MY COUSIN RACHEL
Chelmsford Theatre Workshop at the Old Court
Daphne du Maurier's romantic melodrama was already a period piece when it came out in the 1950s.
CTW's Christine Davidson achieved a good sense of that stifled, strait-laced Victorian sensuality in her painstaking production of Diana Morgan's stage adaptation.
An aroma of mulled wine filled the festive foyer, where the decorations included a teapot for the all-important bitter tisane. We heard evocative incidental music specially composed by Andrea Blackwood-Barnes.
Certain of the cast caught the style more successfully than others.
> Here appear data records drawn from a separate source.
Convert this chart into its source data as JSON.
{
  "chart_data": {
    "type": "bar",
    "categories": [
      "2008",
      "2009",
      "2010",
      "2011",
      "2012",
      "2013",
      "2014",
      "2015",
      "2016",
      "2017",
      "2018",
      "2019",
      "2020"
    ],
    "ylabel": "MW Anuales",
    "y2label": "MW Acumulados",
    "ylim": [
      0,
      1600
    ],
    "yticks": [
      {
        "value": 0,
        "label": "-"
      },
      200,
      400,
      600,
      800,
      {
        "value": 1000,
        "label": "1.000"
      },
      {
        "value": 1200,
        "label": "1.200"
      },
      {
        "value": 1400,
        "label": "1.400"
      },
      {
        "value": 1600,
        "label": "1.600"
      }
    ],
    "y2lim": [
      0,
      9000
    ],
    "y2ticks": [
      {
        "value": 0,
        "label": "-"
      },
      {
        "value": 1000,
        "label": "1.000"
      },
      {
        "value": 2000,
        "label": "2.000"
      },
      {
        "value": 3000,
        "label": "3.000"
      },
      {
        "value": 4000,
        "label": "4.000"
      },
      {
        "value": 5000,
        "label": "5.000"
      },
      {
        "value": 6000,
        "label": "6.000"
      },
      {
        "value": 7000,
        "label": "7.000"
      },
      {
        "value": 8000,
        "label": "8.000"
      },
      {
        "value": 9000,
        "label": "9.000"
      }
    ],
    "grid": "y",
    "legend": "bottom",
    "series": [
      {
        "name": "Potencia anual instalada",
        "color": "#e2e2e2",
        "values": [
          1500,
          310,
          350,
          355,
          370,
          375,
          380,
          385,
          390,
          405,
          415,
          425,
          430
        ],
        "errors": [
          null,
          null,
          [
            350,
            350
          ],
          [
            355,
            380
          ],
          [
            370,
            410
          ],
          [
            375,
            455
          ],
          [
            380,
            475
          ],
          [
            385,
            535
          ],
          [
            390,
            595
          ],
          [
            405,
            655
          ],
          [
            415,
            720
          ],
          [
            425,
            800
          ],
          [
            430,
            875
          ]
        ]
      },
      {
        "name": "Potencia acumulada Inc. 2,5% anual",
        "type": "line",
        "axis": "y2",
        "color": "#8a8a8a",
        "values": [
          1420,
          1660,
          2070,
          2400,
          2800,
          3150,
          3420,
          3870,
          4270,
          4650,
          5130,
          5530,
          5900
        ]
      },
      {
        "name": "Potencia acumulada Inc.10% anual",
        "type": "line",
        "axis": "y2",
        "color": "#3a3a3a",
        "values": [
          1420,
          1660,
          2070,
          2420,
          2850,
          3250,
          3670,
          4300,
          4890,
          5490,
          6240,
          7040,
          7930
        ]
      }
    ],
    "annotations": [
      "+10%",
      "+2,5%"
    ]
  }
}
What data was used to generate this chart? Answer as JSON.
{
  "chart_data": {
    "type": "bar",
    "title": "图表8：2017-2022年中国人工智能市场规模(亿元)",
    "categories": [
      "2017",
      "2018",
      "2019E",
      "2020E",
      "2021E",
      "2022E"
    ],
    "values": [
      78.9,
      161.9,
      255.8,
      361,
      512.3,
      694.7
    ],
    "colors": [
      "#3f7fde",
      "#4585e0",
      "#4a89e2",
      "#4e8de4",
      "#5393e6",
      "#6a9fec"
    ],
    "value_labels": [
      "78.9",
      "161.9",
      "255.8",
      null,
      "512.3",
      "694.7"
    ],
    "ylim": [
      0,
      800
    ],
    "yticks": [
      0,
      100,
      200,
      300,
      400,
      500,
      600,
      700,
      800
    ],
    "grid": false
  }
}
I found the "casual generation" – Sophia Charalambous [Louise] and Harry Sabbarton [Phillip] – a little too contemporary, though both had impressive stage presence, and Phillip's drowning in love and descent into madness were movingly done.
Kevin Stemp was a very convincing Italian in a crucial supporting role, Richard Baylis made the most of the old retainer Seecombe, with Nick Gulvin as the level-headed lawyer.
Catherine Bailey made Rachel, Phillip's "torment", a striking, smouldering femme fatale, immediately at ease as the new chatelaine of Barton, reciting a litany of names, toying with the "infatuated, besotted" boy. Their scenes together were some of the strongest; the confrontation of Louise and Rachel, and Louise's early dialogue with Phillip were also grippingly dramatic.
The set, solid and enclosed, with a bevy of servants to deck the hall, was a stylish, telling presence in this intense psychological drama.